We can be awed by things in this world. God created the world to be a place of blessing and wonder for us to enjoy. The sun, moon, and stars, mountains, rivers, oceans, and animals all have the ability to take our breath away. It’s been said that creation is God’s first book of revelation. The Bible says that “the heavens declare the glory of God” (Psalm 19:1).

Additionally, the abilities of Olympic athletes, musicians, politicians, and business tycoons keep us amazed. But sometimes we choose to worship that which wows us in place of worshipping the God who created all these wonderful things.

Romans 1:22–23 says that we make a foolish exchange.
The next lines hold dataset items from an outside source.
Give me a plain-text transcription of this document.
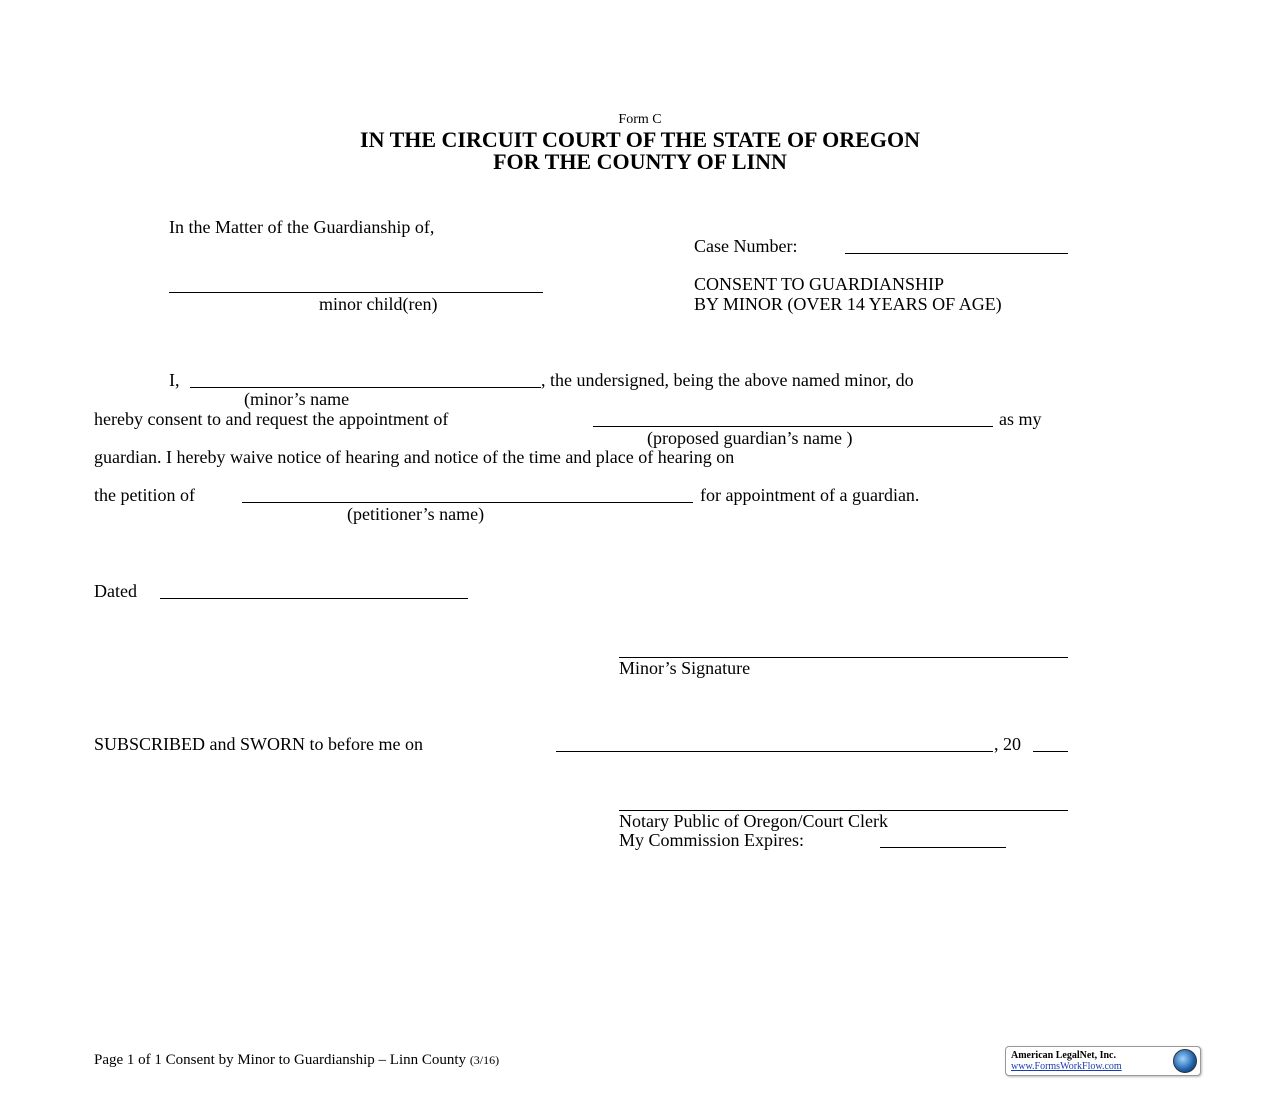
Form C
IN THE CIRCUIT COURT OF THE STATE OF OREGON
FOR THE COUNTY OF LINN
In the Matter of the Guardianship of,
Case Number:
minor child(ren)
CONSENT TO GUARDIANSHIP
BY MINOR (OVER 14 YEARS OF AGE)
I,	, the undersigned, being the above named minor, do
(minor’s name
hereby consent to and request the appointment of	as my
(proposed guardian’s name )
guardian. I hereby waive notice of hearing and notice of the time and place of hearing on
the petition of	for appointment of a guardian.
(petitioner’s name)
Dated
Minor’s Signature
SUBSCRIBED and SWORN to before me on	, 20
Notary Public of Oregon/Court Clerk
My Commission Expires:
Page 1 of 1 Consent by Minor to Guardianship – Linn County (3/16)	American LegalNet, Inc.
www.FormsWorkFlow.com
We replace worshipping the Creator with the impressive stuff he created: “Claiming to be wise, they became fools and exchanged the glory of the immortal God for images resembling mortal man, birds, four-footed animals, and reptiles” (NLT).

Second, we make idols of the things that scare us.

Sometimes, the same things that amaze us terrify us. The wind becomes a hurricane or a tornado. Rain and rivers produce a flood. A mountain erupts as a volcano. The same fire that warms our homes and cooks our meals devours thousands of acres, homes, and lives.

More personally, those who achieve great goals are discovered to have climbed ladders of abuse by misusing power to stand on the backs of their victims. There are a lot of things to be scared of in this world. Idol worship seeks to keep them at bay.

Third, we sometimes make idols out of the essential things we need.

We are needy creatures. We are sustained and enriched by air, water, food, sleep, sex, and purpose. These things are so important to us daily that our preoccupation with them becomes a temptation to deify them as the ultimate “gods” we need to pursue. See Matthew 6:19–34.

What idols are you serving today?

Wright concludes that there are good reasons to identify and reject idols.

  • Idols diminish the worship we should give to the one true God. If we are worshipping false gods, we are robbing the God of the worship that is rightly his, and he will demand we change.
  • Second, idol worship dehumanizes us. We become what we worship. When we worship false gods, we become less than the holy image-bearers God made us to be.
  • Worshipping and serving idols is always disappointing. This statement is powerful: “It seems we never learn that false gods never fail to fail.” The worship of anything other than God will leave us empty, frustrated, and more fearful.

So what idols, American or otherwise, might you be serving?

What or who is tempting you away from full devotion to Christ Jesus, the King of kings and Lord of lords, who alone created you, sustains you, and died on a cross to redeem you?

Is there anything keeping you from your first love for him today?